Já um mês ou mais antes do dia da milagrosa senhora, começa a azáfama da sua festa; as belas e os elegantes perdem o sono, imaginando nos meios de melhor ataviar-se. Que receios, sobressaltos e angústias nesta amável classe de consumidores, e sobretudo na classe embezerrada dos fornecedores, pela só demora de alguns dias na chegada dos navios que trazem no seu bojo os chapéus, as luvas, os vestidos, as quinzenas, as cassas, as sedas, as plumas, as rendas, as fitas, as flores, as pomadas, os cheiros, e todos os mais gêneros enfim que dão vida e saúde às lojas, e entisicam as algibeiras dos fregueses! Como discorrem em todos os sentidos pelas ruas e travessas, como invadem todas as lojas, as pretas, as cafuzas, as mulatas, sobraçando peças, livros de amostras, e caixas e mais caixas de dourado papelão, com que vão incessantes de um lado para outro, sem conseguirem satisfazer o gosto esquisito ou requintado das caprichosas senhoritas, a quem a emulação e a competência tornam mais difíceis e impertinentes!

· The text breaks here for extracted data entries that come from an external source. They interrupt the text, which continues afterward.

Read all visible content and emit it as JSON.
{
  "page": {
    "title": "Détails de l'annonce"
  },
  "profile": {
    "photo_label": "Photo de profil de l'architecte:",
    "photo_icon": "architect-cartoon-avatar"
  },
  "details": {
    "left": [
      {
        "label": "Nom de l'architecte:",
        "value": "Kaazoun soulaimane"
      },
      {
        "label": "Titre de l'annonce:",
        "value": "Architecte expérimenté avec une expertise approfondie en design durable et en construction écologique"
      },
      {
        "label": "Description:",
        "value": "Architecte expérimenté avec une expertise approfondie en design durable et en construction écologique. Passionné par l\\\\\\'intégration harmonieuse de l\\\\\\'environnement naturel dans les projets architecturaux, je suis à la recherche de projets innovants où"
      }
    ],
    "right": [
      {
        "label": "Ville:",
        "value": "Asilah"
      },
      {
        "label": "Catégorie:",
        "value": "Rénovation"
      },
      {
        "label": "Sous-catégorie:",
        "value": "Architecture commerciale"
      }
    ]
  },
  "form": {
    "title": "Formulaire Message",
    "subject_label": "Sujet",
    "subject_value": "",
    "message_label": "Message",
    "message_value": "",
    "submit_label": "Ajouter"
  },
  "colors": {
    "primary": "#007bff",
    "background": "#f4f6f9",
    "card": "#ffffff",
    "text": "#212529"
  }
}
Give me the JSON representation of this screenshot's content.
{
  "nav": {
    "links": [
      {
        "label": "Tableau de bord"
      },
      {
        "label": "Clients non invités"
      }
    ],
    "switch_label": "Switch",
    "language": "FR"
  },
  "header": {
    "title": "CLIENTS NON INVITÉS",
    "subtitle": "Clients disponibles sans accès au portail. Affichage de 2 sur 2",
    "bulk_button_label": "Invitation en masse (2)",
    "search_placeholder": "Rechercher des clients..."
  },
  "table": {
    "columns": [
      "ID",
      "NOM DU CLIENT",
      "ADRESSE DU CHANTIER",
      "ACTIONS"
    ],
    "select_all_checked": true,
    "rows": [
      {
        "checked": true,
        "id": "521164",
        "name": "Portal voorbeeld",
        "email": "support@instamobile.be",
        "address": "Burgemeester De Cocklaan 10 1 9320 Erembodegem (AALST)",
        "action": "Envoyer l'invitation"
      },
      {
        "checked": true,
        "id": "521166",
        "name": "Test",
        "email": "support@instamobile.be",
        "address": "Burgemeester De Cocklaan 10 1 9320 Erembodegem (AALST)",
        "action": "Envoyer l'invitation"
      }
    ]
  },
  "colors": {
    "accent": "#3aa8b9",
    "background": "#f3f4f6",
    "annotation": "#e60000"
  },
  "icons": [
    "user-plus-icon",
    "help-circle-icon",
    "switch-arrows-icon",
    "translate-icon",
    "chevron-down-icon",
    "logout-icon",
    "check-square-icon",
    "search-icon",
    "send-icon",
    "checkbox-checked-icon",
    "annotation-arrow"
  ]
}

Os sapateiros, alfaiates, costureiras, e modistas não têm mãos a medir; e a urgente e pesada tarefa abrange ordinariamente todo o curso das novenas, e só expira com o último dia da festa. O leitor sisudo e imparcial, mormente o que tem família, terá sem dúvida e por muitas vezes feito sérias reflexões sobre esta deliciosa calamidade, e sobre as suas imediatas conseqüências em relação à economia pública e privada.
"A Festa de Nossa Senhora dos Remédios", João Francisco Lisboa
(João Francisco Lisboa nasceu no dia 22 de Março de 1812. Morreu em 1863.)